Before I began eating locally - and therefore seasonally - we ate quite a bit of convenience food: Thai take out, Whole Foods packaged Indian food, alphabet shaped french fries and frozen pizza. Nonetheless, I considered myself a fair cook. I could stir up a pot of pasta and top it off with a six dollar jar of spaghetti sauce. When pressed, I could make a savory tofu and veggie stir fry. For the most part, though, my cooking never ventured into fancier fare. I never veered from the dictates of a recipe without an hour's sojourn on the Internet to find a universally accepted replacement. Those days are over.
Cooking with the seasons is not for stiffs or cowards. Rigidly following recipes will get you nowhere as most available recipes are not seasonal - even if they claim otherwise. Substitutions must be made willy nilly - depending on what is in the fridge, the pantry, the garden. After a few months of cooking this way, recipes become vague suggestions for a "type" of meal. Fear of change evaporates as virtually every visit to the farmers' market or your CSA box ushers in or out some different produce. To cook seasonally is risky business.
Because I also undertook to write about our meals, in joining the Dark Days Eat Local Challenge, I couldn't cook the same thing all winter long. It had nothing to do with "appetite fatigue" and everything to do with pride. My little local salads were quickly trampled by the galettes, homemade pasta, and canapes of the dauntless Dark Day-ers.
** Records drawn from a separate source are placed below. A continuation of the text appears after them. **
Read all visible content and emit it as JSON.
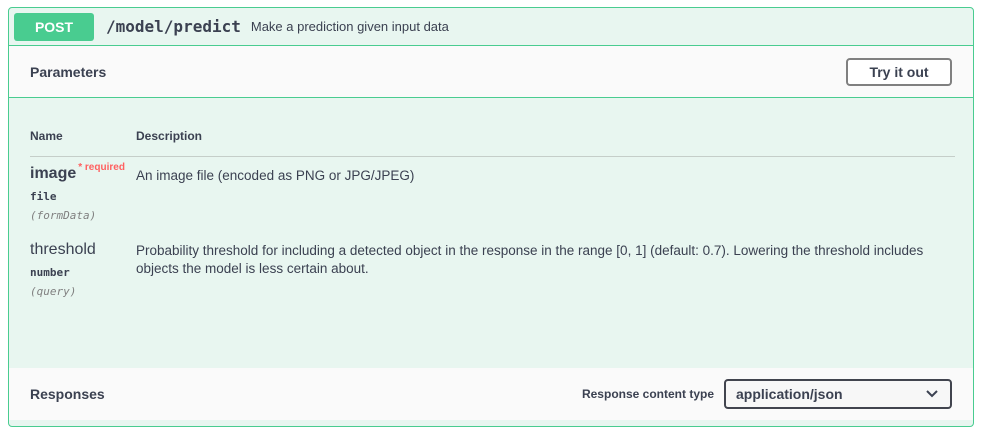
{
  "operation": {
    "method": "POST",
    "path": "/model/predict",
    "summary": "Make a prediction given input data",
    "accent_color": "#49cc90"
  },
  "parameters": {
    "title": "Parameters",
    "try_button": "Try it out",
    "columns": {
      "name": "Name",
      "description": "Description"
    },
    "items": [
      {
        "name": "image",
        "required_label": "* required",
        "type": "file",
        "in": "(formData)",
        "description": "An image file (encoded as PNG or JPG/JPEG)"
      },
      {
        "name": "threshold",
        "type": "number",
        "in": "(query)",
        "description": "Probability threshold for including a detected object in the response in the range [0, 1] (default: 0.7). Lowering the threshold includes objects the model is less certain about."
      }
    ]
  },
  "responses": {
    "title": "Responses",
    "content_type_label": "Response content type",
    "content_type_value": "application/json"
  }
}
Not to be outdone, I tackled more complex menus. By the time winter dissolved in a burst of Northern California asparagus and strawberries, I had became fearless. There is nothing (vegetarian) I won't make, nothing I won't try. I laugh in the face of processed food. I scoff at fast food joints and furiously take notes at better restaurants. I bake tarts with homemade butter, whip meringue cookies into the likeness of store bought ones, make my own tortillas and Spanish rice to avoid a trip to the taqueria and outdeliver the pizza man. I am a daredevil in the kitchen.
That is why I didn't think twice when I remembered a most memorable sweet potato gnocchi from my favorite vegan eatery. I surfed the Internet for ideas on how to put together gnocchi. Apparently, you can make this stuff from scratch instead of buying it shrink wrapped at Trader Joe's. Better yet, it is pretty simple to make and much tastier.
Using farmers' market sweet potatoes, slow sieved local ricotta, non-local Parmesan cheese, locally milled gluten free flours, fair trade organic brown sugar, and fair trade nutmeg, I assembled the gnocchi. After popping the little dumplings in boiling water until they bobbed to the surface, I caramelized them in a local butter and sage sauce and served them with farmers' market artichokes and asparagus roasted with local olive oil, salt and pepper.
Without risk, there is no reward . . . or at least no gnocchi.